Student research evaluated the effectiveness and programs of the former Mbirikani clinic in health care provision and the challenges the group ranch members are facing following the closure of the facility late 2012. Some of the key aspects the students examined include:

i) Masaai culture and gender roles, and their linkage to PH issues in the community. Apart from providing health care, the Mbirikani clinic initiated numerous education and awareness programs which were aimed at changing the health-seeking behavior of the group ranch members and encourage them to embrace modern health care services like prenatal care, and better sanitation and use of facilities like toilets. In the long term this was seen as a means of gradually changing some of the strongly entrenched cultural practices which impacted negatively on their health;

ii) Status of the socio-economic of the group ranch members, which is an indicator of the ability of households to meet the cost of health care;

iii) Health-seeking behavior aspects before and after the closure of the clinic. There are currently concerns that some of the community members have turned to traditional healers since the clinic closed while others have stopped looking for health services even in government facilities since they feel they are not well equipped like the Mbirikani clinic,

iv) Water and sanitation; and,

v) HIV/ AIDS treatment, indicators assessment, and implications to public health.
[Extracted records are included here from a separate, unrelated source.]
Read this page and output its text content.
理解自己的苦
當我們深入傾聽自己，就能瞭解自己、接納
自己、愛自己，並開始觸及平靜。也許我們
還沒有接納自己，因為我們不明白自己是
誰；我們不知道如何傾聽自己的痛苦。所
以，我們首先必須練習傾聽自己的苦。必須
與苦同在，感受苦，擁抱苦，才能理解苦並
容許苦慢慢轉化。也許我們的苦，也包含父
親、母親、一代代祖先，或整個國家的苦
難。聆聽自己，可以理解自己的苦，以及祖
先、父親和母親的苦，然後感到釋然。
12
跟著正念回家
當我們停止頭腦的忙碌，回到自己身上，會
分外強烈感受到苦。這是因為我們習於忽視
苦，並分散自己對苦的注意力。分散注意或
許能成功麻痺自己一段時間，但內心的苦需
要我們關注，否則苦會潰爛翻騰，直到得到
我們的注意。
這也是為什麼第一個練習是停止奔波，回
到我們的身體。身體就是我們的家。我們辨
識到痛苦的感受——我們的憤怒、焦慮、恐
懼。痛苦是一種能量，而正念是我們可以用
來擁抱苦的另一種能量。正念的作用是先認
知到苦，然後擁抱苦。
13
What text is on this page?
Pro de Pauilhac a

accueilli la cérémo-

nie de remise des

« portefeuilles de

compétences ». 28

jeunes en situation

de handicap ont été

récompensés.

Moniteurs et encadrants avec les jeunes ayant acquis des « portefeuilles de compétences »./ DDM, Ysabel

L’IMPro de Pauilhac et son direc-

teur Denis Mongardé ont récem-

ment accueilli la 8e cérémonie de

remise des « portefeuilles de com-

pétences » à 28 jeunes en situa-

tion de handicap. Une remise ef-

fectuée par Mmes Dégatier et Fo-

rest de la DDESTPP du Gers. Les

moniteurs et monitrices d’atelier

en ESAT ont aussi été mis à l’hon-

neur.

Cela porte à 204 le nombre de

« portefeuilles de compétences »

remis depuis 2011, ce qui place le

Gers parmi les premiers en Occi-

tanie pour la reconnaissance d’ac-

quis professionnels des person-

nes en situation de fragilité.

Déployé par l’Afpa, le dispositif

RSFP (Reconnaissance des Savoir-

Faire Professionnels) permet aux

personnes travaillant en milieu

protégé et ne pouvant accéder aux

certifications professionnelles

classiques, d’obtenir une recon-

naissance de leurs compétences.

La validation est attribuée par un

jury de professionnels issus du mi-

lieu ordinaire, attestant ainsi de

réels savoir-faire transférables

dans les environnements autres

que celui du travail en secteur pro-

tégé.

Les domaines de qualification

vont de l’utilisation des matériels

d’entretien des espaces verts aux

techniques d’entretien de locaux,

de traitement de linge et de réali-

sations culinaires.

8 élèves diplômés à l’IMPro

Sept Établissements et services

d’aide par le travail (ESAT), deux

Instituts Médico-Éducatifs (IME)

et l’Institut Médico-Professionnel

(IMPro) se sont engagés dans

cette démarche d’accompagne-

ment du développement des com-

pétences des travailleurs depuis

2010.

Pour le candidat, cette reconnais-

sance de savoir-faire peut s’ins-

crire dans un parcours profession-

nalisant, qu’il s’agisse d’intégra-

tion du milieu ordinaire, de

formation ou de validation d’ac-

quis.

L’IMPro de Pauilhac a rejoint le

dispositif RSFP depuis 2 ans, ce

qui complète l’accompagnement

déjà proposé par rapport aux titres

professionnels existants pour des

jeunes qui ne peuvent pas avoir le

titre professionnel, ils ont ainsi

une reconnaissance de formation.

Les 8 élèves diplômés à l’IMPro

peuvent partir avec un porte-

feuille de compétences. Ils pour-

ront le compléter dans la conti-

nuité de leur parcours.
One of the health services the clinic was famous for in the entire Loitokitok District and beyond is testing, treatment and management of the HIV/AIDS pandemic which has  become a major health burden among the Maasai people. During its operation, the clinic catered for nearly 85% of those afflicted by HIV/AIDs but after its closure, the gains have been lost, and only about half of them have turned to government facilities. There are many affected people who have stopped using the recommended regiments for HIV/AIDS management, putting them at risk of  attack by opportunistic diseases and even death.

Overall, while the clinic turned the health fortunes of many people, the negative impacts on the general welfare of the locals after its closure has been tremendous, and the entire community feels abandoned since there is no alternative that can meet the type of services and care they were used to.